To successfully implement your Project Management Organization (PMO), and successfully deliver projects within your organization, you need to take the time to understand your organizational needs, your average project portfolio, and the type of projects that you are accountable for delivering on a consistent basis.  Once you understand the foundational aspects of your average project portfolio, you can begin the development of your Project Delivery Life-Cycle, in a custom, contextualized format that is specific to your organizational needs.

The example below is a contextualized Project Delivery Life-Cycle (PDLC), based on a more waterfall-based methodology, that was designed for an IT PMO, in a state of early maturity and strong support from a VP level Governance Body.   This organization has a project portfolio of less than 30 projects, and a PMO staffed with a group of Project Managers and Business Analysts with a wide variety of skills and backgrounds.  With a majority of the Project Portfolio consisting of projects in the small to medium-size range and complexity scale, the goal of this PDLC was to bring a reasonable level of process, tempered with a high degree of Project Manager discretion in the implementation and usage of the methodology on a project by project basis.  Providing a high degree of trust in your PM’s is critical in a smaller PMO structure.

In this scenario, Agile is not part of the project delivery process within the PMO.  As the organization continues to mature, we will formalize the integration of the Agile methodology, and develop a PDLC structured specifically around the implementation of Agile.

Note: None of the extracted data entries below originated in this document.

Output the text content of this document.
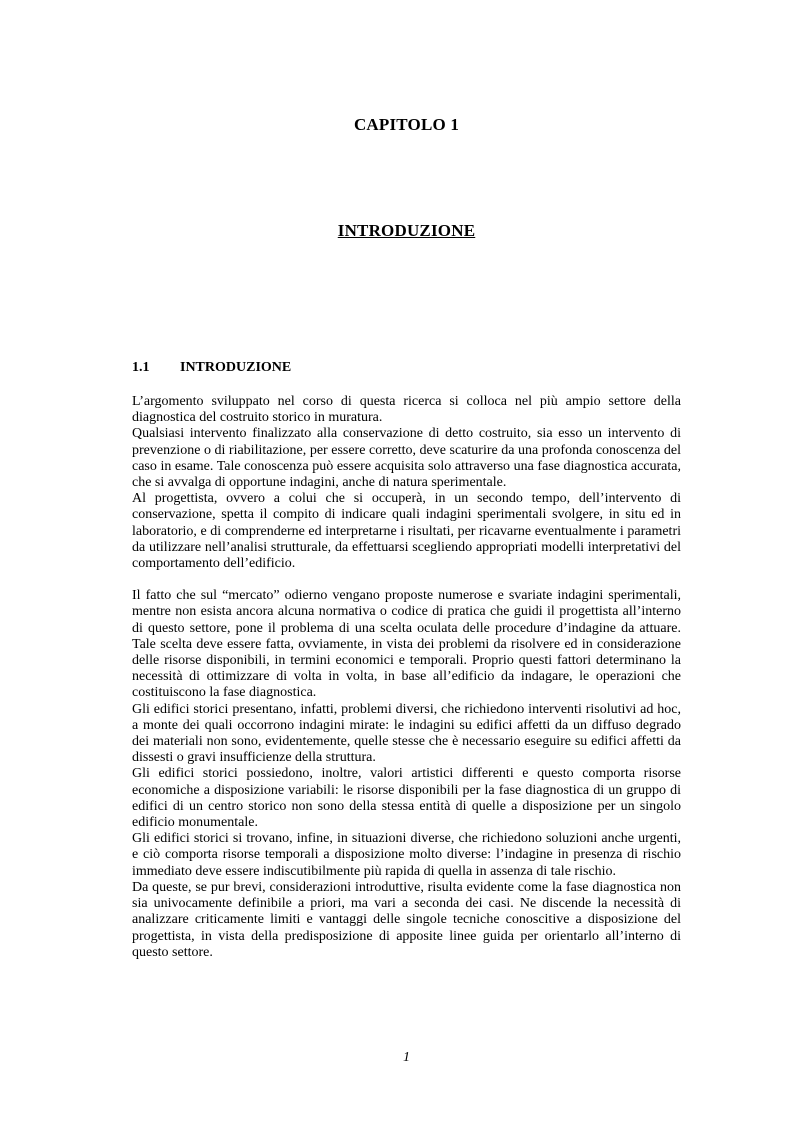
CAPITOLO 1
INTRODUZIONE
1.1 INTRODUZIONE

L’argomento sviluppato nel corso di questa ricerca si colloca nel più ampio settore della diagnostica del costruito storico in muratura.

Qualsiasi intervento finalizzato alla conservazione di detto costruito, sia esso un intervento di prevenzione o di riabilitazione, per essere corretto, deve scaturire da una profonda conoscenza del caso in esame. Tale conoscenza può essere acquisita solo attraverso una fase diagnostica accurata, che si avvalga di opportune indagini, anche di natura sperimentale.

Al progettista, ovvero a colui che si occuperà, in un secondo tempo, dell’intervento di conservazione, spetta il compito di indicare quali indagini sperimentali svolgere, in situ ed in laboratorio, e di comprenderne ed interpretarne i risultati, per ricavarne eventualmente i parametri da utilizzare nell’analisi strutturale, da effettuarsi scegliendo appropriati modelli interpretativi del comportamento dell’edificio.

Il fatto che sul “mercato” odierno vengano proposte numerose e svariate indagini sperimentali, mentre non esista ancora alcuna normativa o codice di pratica che guidi il progettista all’interno di questo settore, pone il problema di una scelta oculata delle procedure d’indagine da attuare. Tale scelta deve essere fatta, ovviamente, in vista dei problemi da risolvere ed in considerazione delle risorse disponibili, in termini economici e temporali. Proprio questi fattori determinano la necessità di ottimizzare di volta in volta, in base all’edificio da indagare, le operazioni che costituiscono la fase diagnostica.

Gli edifici storici presentano, infatti, problemi diversi, che richiedono interventi risolutivi ad hoc, a monte dei quali occorrono indagini mirate: le indagini su edifici affetti da un diffuso degrado dei materiali non sono, evidentemente, quelle stesse che è necessario eseguire su edifici affetti da dissesti o gravi insufficienze della struttura.

Gli edifici storici possiedono, inoltre, valori artistici differenti e questo comporta risorse economiche a disposizione variabili: le risorse disponibili per la fase diagnostica di un gruppo di edifici di un centro storico non sono della stessa entità di quelle a disposizione per un singolo edificio monumentale.

Gli edifici storici si trovano, infine, in situazioni diverse, che richiedono soluzioni anche urgenti, e ciò comporta risorse temporali a disposizione molto diverse: l’indagine in presenza di rischio immediato deve essere indiscutibilmente più rapida di quella in assenza di tale rischio.

Da queste, se pur brevi, considerazioni introduttive, risulta evidente come la fase diagnostica non sia univocamente definibile a priori, ma vari a seconda dei casi. Ne discende la necessità di analizzare criticamente limiti e vantaggi delle singole tecniche conoscitive a disposizione del progettista, in vista della predisposizione di apposite linee guida per orientarlo all’interno di questo settore.

1
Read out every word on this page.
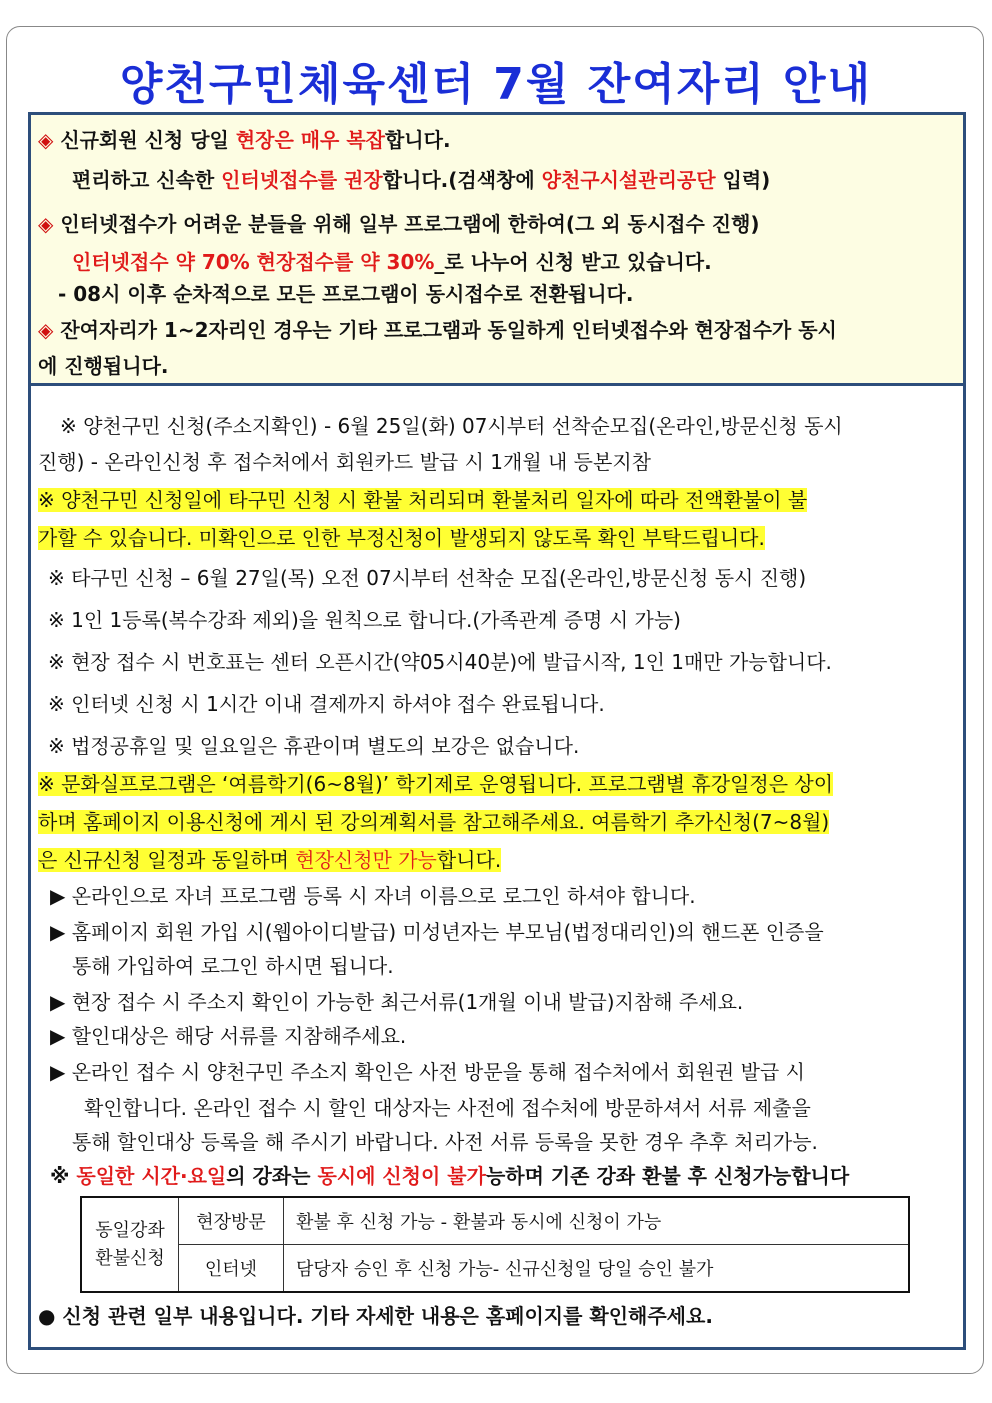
양천구민체육센터 7월 잔여자리 안내
◈ 신규회원 신청 당일 현장은 매우 복잡합니다.
편리하고 신속한 인터넷접수를 권장합니다.(검색창에 양천구시설관리공단 입력)
◈ 인터넷접수가 어려운 분들을 위해 일부 프로그램에 한하여(그 외 동시접수 진행)
인터넷접수 약 70% 현장접수를 약 30%_로 나누어 신청 받고 있습니다.
- 08시 이후 순차적으로 모든 프로그램이 동시접수로 전환됩니다.
◈ 잔여자리가 1~2자리인 경우는 기타 프로그램과 동일하게 인터넷접수와 현장접수가 동시
에 진행됩니다.
※ 양천구민 신청(주소지확인) - 6월 25일(화) 07시부터 선착순모집(온라인,방문신청 동시
진행) - 온라인신청 후 접수처에서 회원카드 발급 시 1개월 내 등본지참
※ 양천구민 신청일에 타구민 신청 시 환불 처리되며 환불처리 일자에 따라 전액환불이 불
가할 수 있습니다. 미확인으로 인한 부정신청이 발생되지 않도록 확인 부탁드립니다.
※ 타구민 신청 – 6월 27일(목) 오전 07시부터 선착순 모집(온라인,방문신청 동시 진행)
※ 1인 1등록(복수강좌 제외)을 원칙으로 합니다.(가족관계 증명 시 가능)
※ 현장 접수 시 번호표는 센터 오픈시간(약05시40분)에 발급시작, 1인 1매만 가능합니다.
※ 인터넷 신청 시 1시간 이내 결제까지 하셔야 접수 완료됩니다.
※ 법정공휴일 및 일요일은 휴관이며 별도의 보강은 없습니다.
※ 문화실프로그램은 ‘여름학기(6~8월)’ 학기제로 운영됩니다. 프로그램별 휴강일정은 상이
하며 홈페이지 이용신청에 게시 된 강의계획서를 참고해주세요. 여름학기 추가신청(7~8월)
은 신규신청 일정과 동일하며 현장신청만 가능합니다.
▶ 온라인으로 자녀 프로그램 등록 시 자녀 이름으로 로그인 하셔야 합니다.
▶ 홈페이지 회원 가입 시(웹아이디발급) 미성년자는 부모님(법정대리인)의 핸드폰 인증을
통해 가입하여 로그인 하시면 됩니다.
▶ 현장 접수 시 주소지 확인이 가능한 최근서류(1개월 이내 발급)지참해 주세요.
▶ 할인대상은 해당 서류를 지참해주세요.
▶ 온라인 접수 시 양천구민 주소지 확인은 사전 방문을 통해 접수처에서 회원권 발급 시
확인합니다. 온라인 접수 시 할인 대상자는 사전에 접수처에 방문하셔서 서류 제출을
통해 할인대상 등록을 해 주시기 바랍니다. 사전 서류 등록을 못한 경우 추후 처리가능.
※ 동일한 시간·요일의 강좌는 동시에 신청이 불가능하며 기존 강좌 환불 후 신청가능합니다
동일강좌
환불신청	현장방문	환불 후 신청 가능 - 환불과 동시에 신청이 가능
	인터넷	담당자 승인 후 신청 가능- 신규신청일 당일 승인 불가
● 신청 관련 일부 내용입니다. 기타 자세한 내용은 홈페이지를 확인해주세요.
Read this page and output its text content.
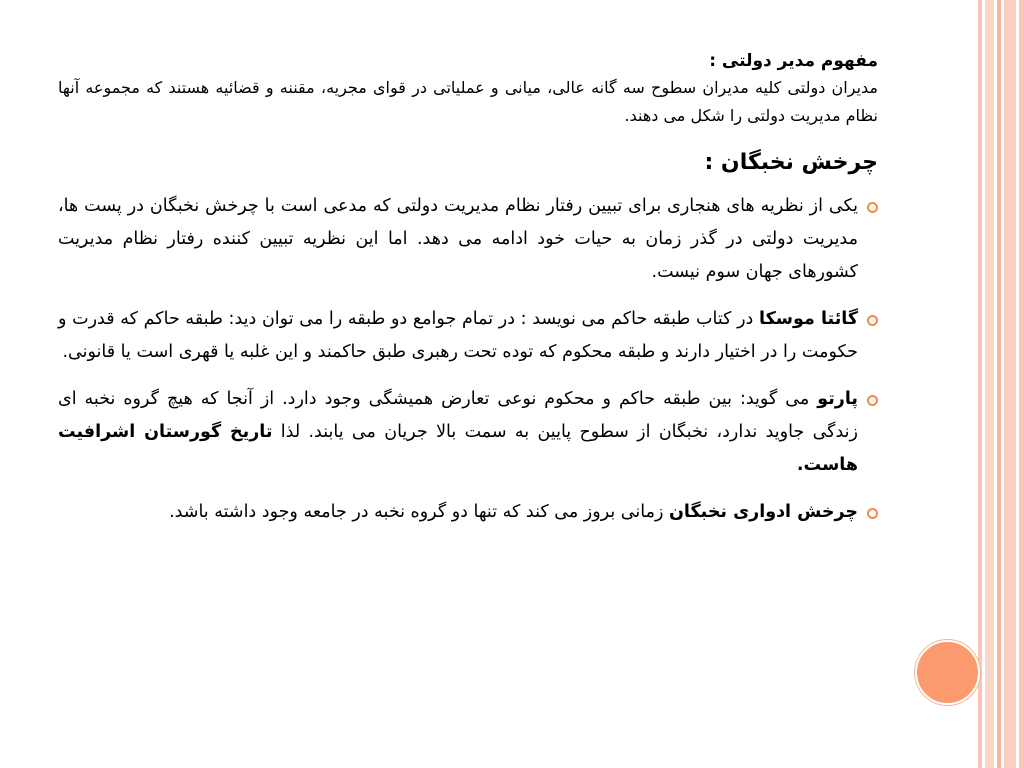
مفهوم مدیر دولتی :

مدیران دولتی کلیه مدیران سطوح سه گانه عالی، میانی و عملیاتی در قوای مجریه، مقننه و قضائیه هستند که مجموعه آنها نظام مدیریت دولتی را شکل می دهند.

چرخش نخبگان :

یکی از نظریه های هنجاری برای تبیین رفتار نظام مدیریت دولتی که مدعی است با چرخش نخبگان در پست ها، مدیریت دولتی در گذر زمان به حیات خود ادامه می دهد. اما این نظریه تبیین کننده رفتار نظام مدیریت کشورهای جهان سوم نیست.

گائتا موسکا در کتاب طبقه حاکم می نویسد : در تمام جوامع دو طبقه را می توان دید: طبقه حاکم که قدرت و حکومت را در اختیار دارند و طبقه محکوم که توده تحت رهبری طبق حاکمند و این غلبه یا قهری است یا قانونی.

پارتو می گوید: بین طبقه حاکم و محکوم نوعی تعارض همیشگی وجود دارد. از آنجا که هیچ گروه نخبه ای زندگی جاوید ندارد، نخبگان از سطوح پایین به سمت بالا جریان می یابند. لذا تاریخ گورستان اشرافیت هاست.

چرخش ادواری نخبگان زمانی بروز می کند که تنها دو گروه نخبه در جامعه وجود داشته باشد.
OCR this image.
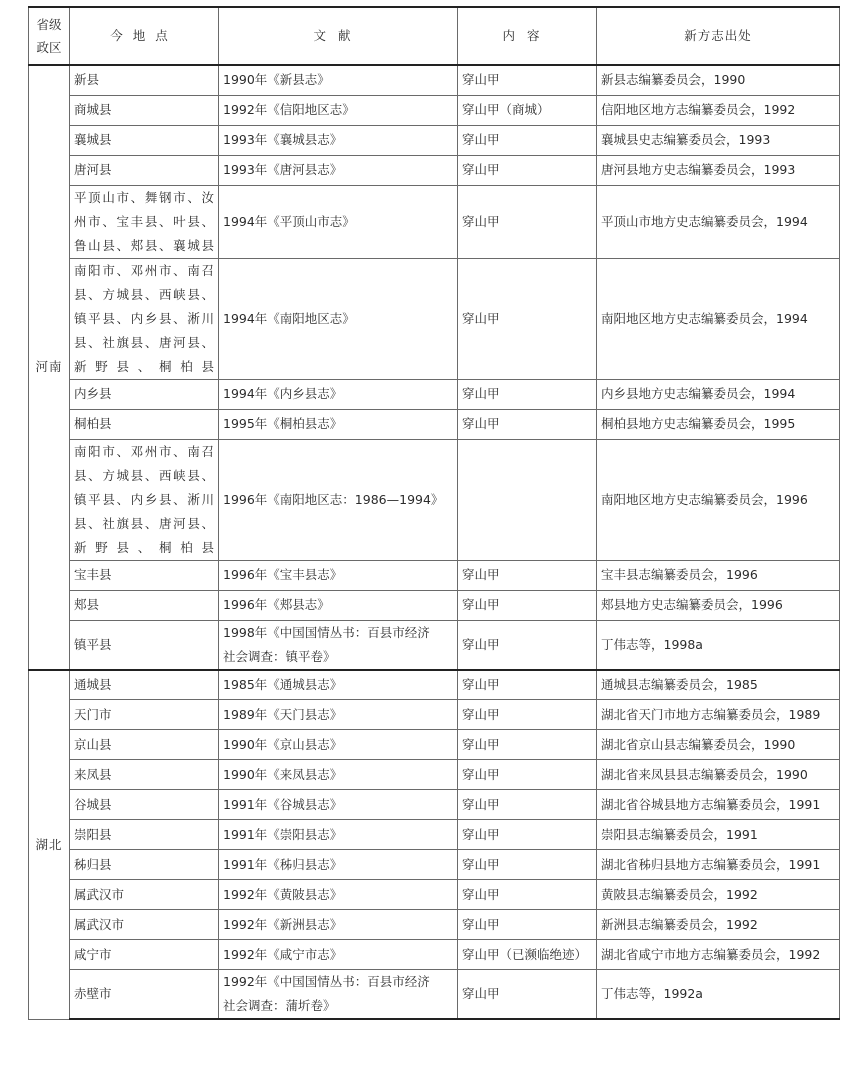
省级
政区	今地点	文献	内容	新方志出处
河南	新县	1990年《新县志》	穿山甲	新县志编纂委员会，1990

	商城县	1992年《信阳地区志》	穿山甲（商城）	信阳地区地方志编纂委员会，1992

	襄城县	1993年《襄城县志》	穿山甲	襄城县史志编纂委员会，1993

	唐河县	1993年《唐河县志》	穿山甲	唐河县地方史志编纂委员会，1993

	平顶山市、舞钢市、汝
州市、宝丰县、叶县、
鲁山县、郏县、襄城县	1994年《平顶山市志》	穿山甲	平顶山市地方史志编纂委员会，1994

	南阳市、邓州市、南召
县、方城县、西峡县、
镇平县、内乡县、淅川
县、社旗县、唐河县、
新野县、桐柏县	1994年《南阳地区志》	穿山甲	南阳地区地方史志编纂委员会，1994

	内乡县	1994年《内乡县志》	穿山甲	内乡县地方史志编纂委员会，1994

	桐柏县	1995年《桐柏县志》	穿山甲	桐柏县地方史志编纂委员会，1995

	南阳市、邓州市、南召
县、方城县、西峡县、
镇平县、内乡县、淅川
县、社旗县、唐河县、
新野县、桐柏县	1996年《南阳地区志：1986—1994》		南阳地区地方史志编纂委员会，1996

	宝丰县	1996年《宝丰县志》	穿山甲	宝丰县志编纂委员会，1996

	郏县	1996年《郏县志》	穿山甲	郏县地方史志编纂委员会，1996

	镇平县	1998年《中国国情丛书：百县市经济
社会调查：镇平卷》	穿山甲	丁伟志等，1998a
湖北	通城县	1985年《通城县志》	穿山甲	通城县志编纂委员会，1985

	天门市	1989年《天门县志》	穿山甲	湖北省天门市地方志编纂委员会，1989

	京山县	1990年《京山县志》	穿山甲	湖北省京山县志编纂委员会，1990

	来凤县	1990年《来凤县志》	穿山甲	湖北省来凤县县志编纂委员会，1990

	谷城县	1991年《谷城县志》	穿山甲	湖北省谷城县地方志编纂委员会，1991

	崇阳县	1991年《崇阳县志》	穿山甲	崇阳县志编纂委员会，1991

	秭归县	1991年《秭归县志》	穿山甲	湖北省秭归县地方志编纂委员会，1991

	属武汉市	1992年《黄陂县志》	穿山甲	黄陂县志编纂委员会，1992

	属武汉市	1992年《新洲县志》	穿山甲	新洲县志编纂委员会，1992

	咸宁市	1992年《咸宁市志》	穿山甲（已濒临绝迹）	湖北省咸宁市地方志编纂委员会，1992

	赤壁市	1992年《中国国情丛书：百县市经济
社会调查：蒲圻卷》	穿山甲	丁伟志等，1992a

Another process theory applied in this PDLC is the concept of “Progressive Elaboration”.  The goal of progressive elaboration is to consciously and intentionally design the process and template structures to be fed by or to feed the processes before and after it.  For example, the “Project Sponsor Interview” process is an intentional elaboration of the Project Intake Request process and templates.  By taking the output of the Project Intake Process as the initial foundational information you then begin the progressive elaboration of the information during the Project Sponsor Interview.  The process and templates for the Project Sponsor Interview have been intentionally designed around expanding on the minimum acceptable information presented to the Governing Body for approval as part of the Project Intake Process.  This intentional design effort to elaborate on the information then feeds the Project Kick-Off Meeting deck and preparation.  This continues through all process and template designs that were done specifically for this engagement through the final project completion survey.  By engaging the PMO team in the actual development, as well as the continued reinforcement on the concepts of “Progressive Elaboration” in the development of the Project Delivery Life-Cycle, we also have increased the interaction between the members of the team and shown growth and improvement in our team dynamic.

 

By maintaining the integrity of the intentions of the methodology definitions within the PMI Project Management Book of Knowledge (PMBOK), but allowing for contextualization and individual discretion in the application of the methodology by the project leaders within your organization you have the ability to provide for a balanced approach to Project Management, as well as a more successful organizational structure within your PMO, as your teams use the Project Delivery Life-Cycle to drive projects to a successful completion.

 

Tell me your thoughts in the comments and let’s open a dialog. I would be excited to hear other opinions on this topic.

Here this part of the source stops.